Obama revives tribunals for Gitmo detainees

WASHINGTON - May 15, 2009 - "This is the best way to protect our country, while upholding our deeply held values," the president said in a statement.

For now, the military trials will remain on hold, as they have been since the beginning of his administration, as he changes the legal system that is expected to try fewer than 20 of the 241 detainees now being held at the detention center at Guantanamo Bay, Cuba.

The president said that immediate rule changes governing the trials, carried by out executive authority, will begin to bring them in line with the rule of law, most significantly by altering some rules of allowable evidence.

Obama also is asking Congress to change the 2006 law creating the current, on-hold tribunal system to enact more sweeping reforms.

Pentagon lawyers were filing a continuance request with the military commissions judge. It appeared the administration was asking for a four-month delay in trials to give it time to enact at least the initial rule changes, but that timeframe has been in flux over recent days and wasn't immediately clear.

Obama did not specify a timeframe in his statement.

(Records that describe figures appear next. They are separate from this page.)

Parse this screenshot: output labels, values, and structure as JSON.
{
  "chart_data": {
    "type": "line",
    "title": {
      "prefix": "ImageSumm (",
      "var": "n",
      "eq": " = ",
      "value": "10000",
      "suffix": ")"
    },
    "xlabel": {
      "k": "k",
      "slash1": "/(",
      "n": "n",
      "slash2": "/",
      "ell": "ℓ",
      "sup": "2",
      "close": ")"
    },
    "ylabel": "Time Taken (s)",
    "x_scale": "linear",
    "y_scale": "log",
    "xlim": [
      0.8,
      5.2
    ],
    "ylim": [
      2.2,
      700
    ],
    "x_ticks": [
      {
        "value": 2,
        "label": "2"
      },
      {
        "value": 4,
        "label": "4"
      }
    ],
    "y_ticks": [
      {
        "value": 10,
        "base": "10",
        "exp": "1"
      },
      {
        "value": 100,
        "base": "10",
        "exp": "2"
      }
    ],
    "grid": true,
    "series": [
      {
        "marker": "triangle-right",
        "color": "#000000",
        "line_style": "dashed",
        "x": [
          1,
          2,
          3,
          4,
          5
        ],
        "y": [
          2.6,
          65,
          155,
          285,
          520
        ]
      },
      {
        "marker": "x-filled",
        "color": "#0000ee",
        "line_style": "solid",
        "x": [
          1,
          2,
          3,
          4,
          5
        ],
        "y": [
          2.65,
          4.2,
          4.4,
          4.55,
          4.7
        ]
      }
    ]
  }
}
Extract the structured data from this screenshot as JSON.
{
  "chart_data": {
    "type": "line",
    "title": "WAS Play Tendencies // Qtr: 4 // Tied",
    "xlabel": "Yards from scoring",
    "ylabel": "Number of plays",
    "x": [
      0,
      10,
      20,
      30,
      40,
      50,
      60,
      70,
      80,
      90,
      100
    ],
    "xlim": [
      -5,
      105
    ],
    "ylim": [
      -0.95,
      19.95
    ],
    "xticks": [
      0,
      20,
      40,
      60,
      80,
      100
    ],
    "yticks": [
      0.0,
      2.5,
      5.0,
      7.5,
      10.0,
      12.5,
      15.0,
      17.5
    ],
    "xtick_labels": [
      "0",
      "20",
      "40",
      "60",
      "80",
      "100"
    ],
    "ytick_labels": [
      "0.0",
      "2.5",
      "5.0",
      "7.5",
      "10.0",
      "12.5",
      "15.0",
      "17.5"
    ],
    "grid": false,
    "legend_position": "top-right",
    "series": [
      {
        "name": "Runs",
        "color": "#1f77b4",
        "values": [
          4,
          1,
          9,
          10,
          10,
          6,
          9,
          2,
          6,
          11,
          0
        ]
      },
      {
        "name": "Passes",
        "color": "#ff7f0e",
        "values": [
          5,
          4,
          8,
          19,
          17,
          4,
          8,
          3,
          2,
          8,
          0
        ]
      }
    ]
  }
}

The tribunal system was established after the military began taking detainees from the battlefields of Afghanistan in late 2001. But it immediately came under repeated challenges from human rights and legal organizations, because it denied defendants most of the rights they would be granted in a civilian courtroom or even in a traditional military court martial.

The president's decision to go forward with tribunals, though in a new way, puts him in the position of reviving a Bush-era trial system he once assailed as deeply flawed - and which he opposed as a senator.